After noting red eyes, slurred speech, and the odor of an alcoholic beverage, the officer ordered Richess out of his car for field sobriety tests.

Richess protested that he was late, that his reindeer needed to be fed. He said this even as he was failing the heel-to-toe and lateral gaze nystagmus tests.

He loudly screamed the same thing at Hollywood station, where they had him blow into the Intoximeter a couple of times. And again when they cuffed him to a metal rod on one of the wooden benches outside the holding tank. He was still muttering about reindeer when they booked him into the jail and stuck the six-foot-five, 280-pound would-be Kringle in a cell. They gave him some old clothes to cover himself.

They took his hat, let him keep the G-string.

Three others shared the community cell with St. Nick—two gangbangers and a Korean street performer who’d been fire-eating in front of the Pantages Theater. I found out later he set a well-dressed woman’s hair on fire, which is against several city ordinances.

About the time Father Christmas was being cuffed and stuffed—copspeak for arrested and jailed—I was nursing a Gandhi Latte at the Ultimate Sip. The Sip is an honest coffee establishment owned and operated by one Barton C. “Pick” McNitt, a former philosophy professor at Cal State Northridge who went crazy and now pushes caffeine and raises butterflies for funeral ceremonies.

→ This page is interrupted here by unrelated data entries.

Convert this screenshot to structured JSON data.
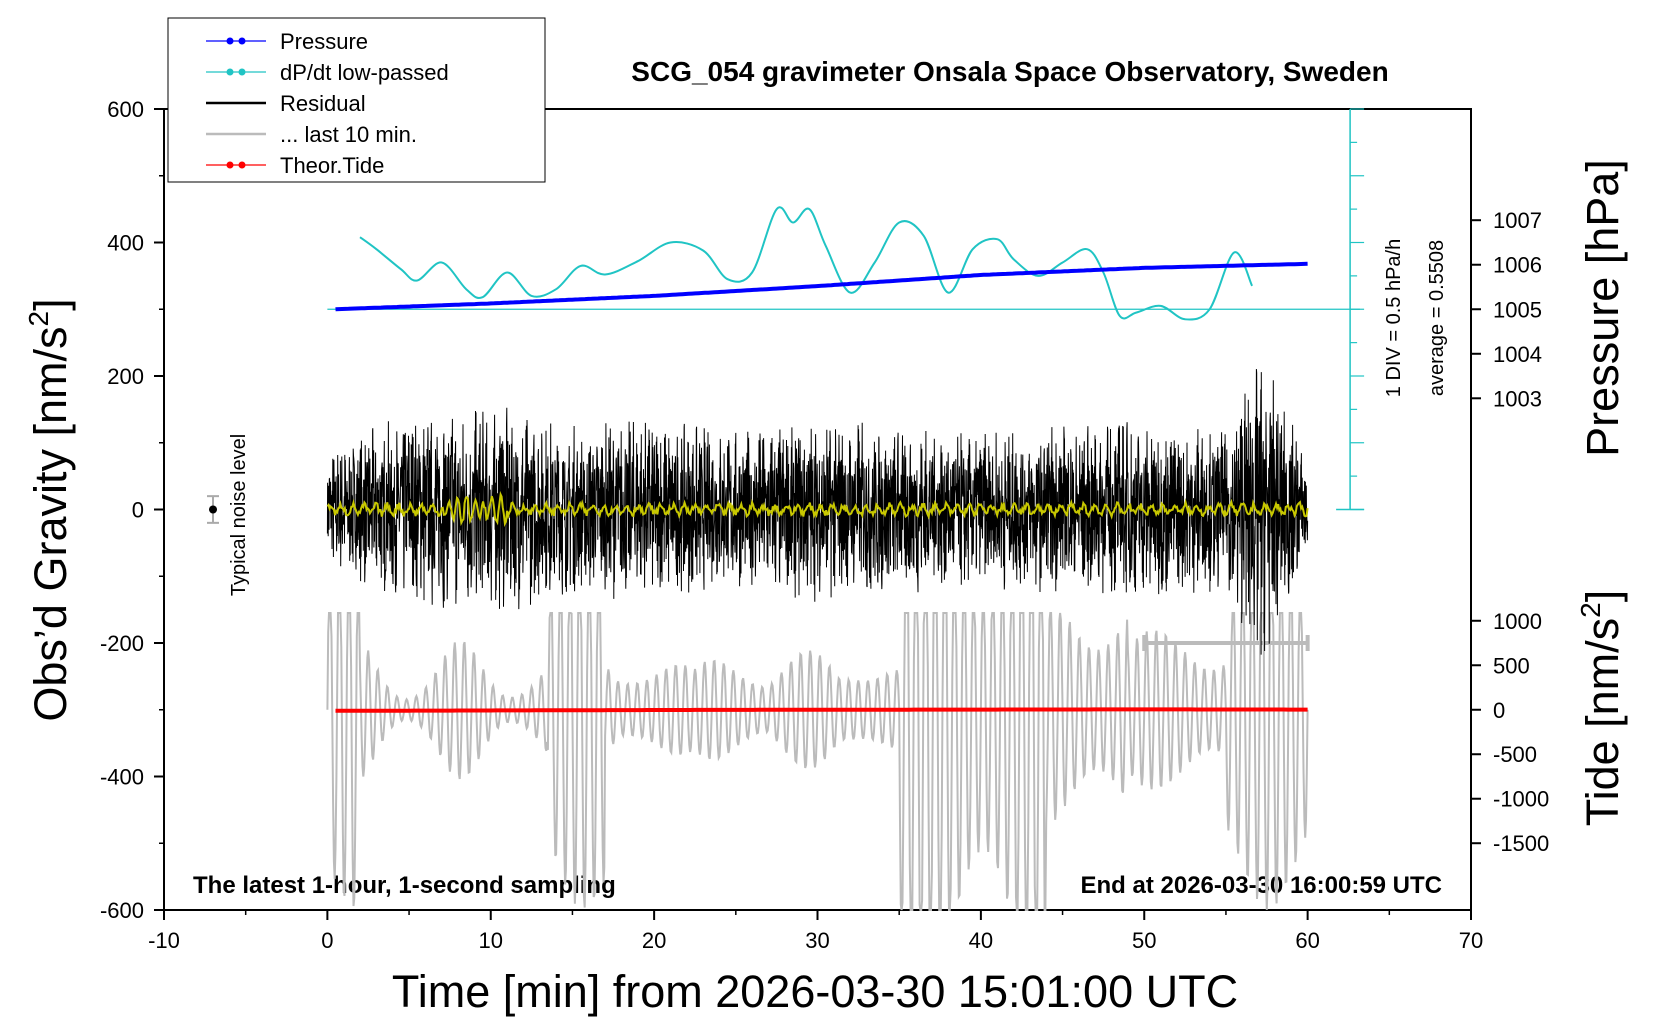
{
  "chart_data": {
    "type": "line",
    "title": "SCG_054 gravimeter Onsala Space Observatory, Sweden",
    "xlabel": "Time [min] from 2026-03-30 15:01:00 UTC",
    "ylabel_left": "Obs’d Gravity [nm/s²]",
    "ylabel_left_parts": {
      "base": "Obs’d Gravity [nm/s",
      "sup": "2",
      "end": "]"
    },
    "ylabel_right_top": "Pressure [hPa]",
    "ylabel_right_bottom_parts": {
      "base": "Tide [nm/s",
      "sup": "2",
      "end": "]"
    },
    "xlim": [
      -10,
      70
    ],
    "ylim": [
      -600,
      600
    ],
    "x_ticks": [
      "-10",
      "0",
      "10",
      "20",
      "30",
      "40",
      "50",
      "60",
      "70"
    ],
    "y_ticks_left": [
      "600",
      "400",
      "200",
      "0",
      "-200",
      "-400",
      "-600"
    ],
    "pressure_axis": {
      "ticks": [
        "1007",
        "1006",
        "1005",
        "1004",
        "1003"
      ],
      "values": [
        1007,
        1006,
        1005,
        1004,
        1003
      ]
    },
    "tide_axis": {
      "ticks": [
        "1000",
        "500",
        "0",
        "-500",
        "-1000",
        "-1500"
      ],
      "values": [
        1000,
        500,
        0,
        -500,
        -1000,
        -1500
      ]
    },
    "legend": {
      "position": "top-left",
      "entries": [
        {
          "label": "Pressure",
          "color": "#0000ff",
          "marker": true
        },
        {
          "label": "dP/dt low-passed",
          "color": "#20c4c4",
          "marker": true
        },
        {
          "label": "Residual",
          "color": "#000000",
          "marker": false
        },
        {
          "label": "... last 10 min.",
          "color": "#bbbbbb",
          "marker": false
        },
        {
          "label": "Theor.Tide",
          "color": "#ff0000",
          "marker": true
        }
      ]
    },
    "annotations": {
      "noise": "Typical noise level",
      "bottom_left": "The latest 1-hour, 1-second sampling",
      "bottom_right": "End at 2026-03-30 16:00:59 UTC",
      "dpdt_scale": "1 DIV = 0.5 hPa/h",
      "dpdt_average": "average = 0.5508"
    },
    "series": [
      {
        "name": "Pressure",
        "unit": "hPa",
        "color": "#0000ff",
        "x": [
          0.5,
          10,
          20,
          30,
          40,
          50,
          60
        ],
        "y": [
          1005.0,
          1005.13,
          1005.3,
          1005.52,
          1005.77,
          1005.93,
          1006.02
        ]
      },
      {
        "name": "dP/dt low-passed",
        "unit": "gravity-axis",
        "color": "#20c4c4",
        "x": [
          2,
          3,
          4.5,
          5.5,
          7,
          8.5,
          9.5,
          11,
          12.5,
          14,
          15.5,
          17,
          19,
          21,
          23,
          24.5,
          26,
          27.5,
          28.5,
          29.5,
          30.5,
          32,
          33.5,
          35,
          36.5,
          38,
          39.5,
          41,
          42,
          43.5,
          45,
          46.5,
          47.5,
          48.5,
          49.5,
          51,
          52.5,
          54,
          55.5,
          56.6
        ],
        "y": [
          408,
          390,
          360,
          343,
          370,
          330,
          318,
          355,
          320,
          330,
          365,
          352,
          372,
          400,
          388,
          345,
          355,
          450,
          430,
          450,
          395,
          325,
          370,
          430,
          410,
          325,
          390,
          405,
          375,
          350,
          370,
          390,
          355,
          290,
          295,
          305,
          285,
          300,
          385,
          335
        ]
      },
      {
        "name": "Theor.Tide",
        "unit": "nm/s²",
        "color": "#ff0000",
        "x": [
          0.5,
          10,
          20,
          30,
          40,
          50,
          60
        ],
        "y": [
          -12,
          -8,
          -3,
          0,
          2,
          4,
          2
        ]
      },
      {
        "name": "Residual",
        "unit": "nm/s²",
        "color": "#000000",
        "x": [
          0,
          5,
          10,
          15,
          20,
          25,
          30,
          35,
          40,
          45,
          50,
          55,
          57,
          60
        ],
        "amplitude": [
          90,
          150,
          160,
          130,
          140,
          120,
          140,
          130,
          120,
          130,
          140,
          120,
          250,
          80
        ]
      },
      {
        "name": "... last 10 min.",
        "unit": "nm/s²",
        "color": "#bbbbbb",
        "x_window": [
          50,
          60
        ]
      }
    ]
  }
}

He makes up drinks that have philosophical significance. He is serious about this. He came up with the Gandhi Latte because his style of foam, he believes, encourages nonviolence in those who drink it.

This has yet to be proven scientifically.

Pick also waxes loud on any subject he deems appropriate for the betterment, or castigation, of mankind. He does not believe in God. Father Robert Jackson, who everybody calls Father Bob, does. In the middle I sometimes sit, watching a philosophical Wimbledon.